Temos,
agora, uma coisa muita agradável, eu e Lili. Ao invés de sentarmos para estudar
juntos, estamos deitando para ler, com todo respeito. A pouco estávamos lendo uma
exortação de um homem que viveu na terra de Gaza.
Doroteu (505-565) tornou-se
cristão, escolheu a vida de monge, fundou um monastério e escreveu Instruções
para um Treinamento a Plena Vida Espiritual. Enquanto recebíamos massagem por todo
corpo explicava a Lili que aquela época parecia-se muito com a nossa.
- Parecia-se
a de hoje em que sentido, Zé?
Disse São Doroteu: “Somos
negligentes e amantes da vida cômoda, acreditamos andar pelo caminho certo,
apesar de sermos impacientíssimos em tudo. Assemelhamo-nos a um bonito pão que
ao ser cortado mostra um miolo cheio de sujeira. Levamos a vida quietos e de
modo pacífico, mas basta alguém lançar uma palavra desagradável e imediatamente
jorra de dentro de nós acusações e imprecações, pus e sujeira oculta”.
Fiz para Lili um breve
resumo do mundo em torno de Mediterrâneo àquela época. Por seiscentos anos os
romanos se expandiram dominando e levando seu idioma, sua cultura, costumes e
saberes por toda Europa e Oriente Médio. Mas ao final do século IV os guerreiros e
os sábios romanos tornaram-se corruptos e amantes da vida fácil e licenciosa.
Sempre houve malfeitores, mas então em cada família havia pessoas sem
princípios e os familiares suportavam e até aceitavam aquilo.
- Os bons
não eram mais a maioria, não é?
Pior, não havia
mais um parâmetro para o que era ser um bom cidadão. Inverteram-se todos valores.

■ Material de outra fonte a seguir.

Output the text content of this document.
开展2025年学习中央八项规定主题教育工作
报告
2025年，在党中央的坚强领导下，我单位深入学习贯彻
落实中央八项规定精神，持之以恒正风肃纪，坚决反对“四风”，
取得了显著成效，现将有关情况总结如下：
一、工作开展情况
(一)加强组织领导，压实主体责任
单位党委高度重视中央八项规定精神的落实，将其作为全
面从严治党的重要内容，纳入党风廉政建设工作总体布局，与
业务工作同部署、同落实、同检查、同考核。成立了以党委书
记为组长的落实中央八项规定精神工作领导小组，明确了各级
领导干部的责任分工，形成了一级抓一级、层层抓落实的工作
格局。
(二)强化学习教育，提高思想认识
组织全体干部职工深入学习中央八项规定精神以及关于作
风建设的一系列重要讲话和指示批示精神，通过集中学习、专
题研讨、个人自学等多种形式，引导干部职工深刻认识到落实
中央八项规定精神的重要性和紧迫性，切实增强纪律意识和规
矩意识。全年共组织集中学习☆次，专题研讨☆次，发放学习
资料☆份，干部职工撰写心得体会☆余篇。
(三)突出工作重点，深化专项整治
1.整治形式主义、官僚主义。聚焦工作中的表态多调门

Não parece com hoje em dia? Então, os povos bárbaros – com uma cultura selvagem,
analfabetos, pobres, com uma religião que adorava a natureza, sujos e sem
conhecimento de bons costumes – venceram os “bons romanos”, educados,
religiosos e com alguma riqueza. O século V viu a civilização romana ser
desmanchada: as estradas calçadas que ligavam Roma a povos em todas as
direções foram abandonadas e se desmancharam, as torres de comunicação que de
tantos em tantos quilômetros enviavam mensagens sejam por reflexos de espelho ou por movimento de bandeiras foram desativadas e as linhas de comércio foram
cortadas. Cada guerreiro bárbaro mais terrível formou sem principado cuja única
relação com os vizinhos era de guerra.
- A cultura
latina acabou, Zé?
Não, ela foi
mantida acesa pela Igreja Católica. (pintura feita por cristãos nas catacumbas, séc.III)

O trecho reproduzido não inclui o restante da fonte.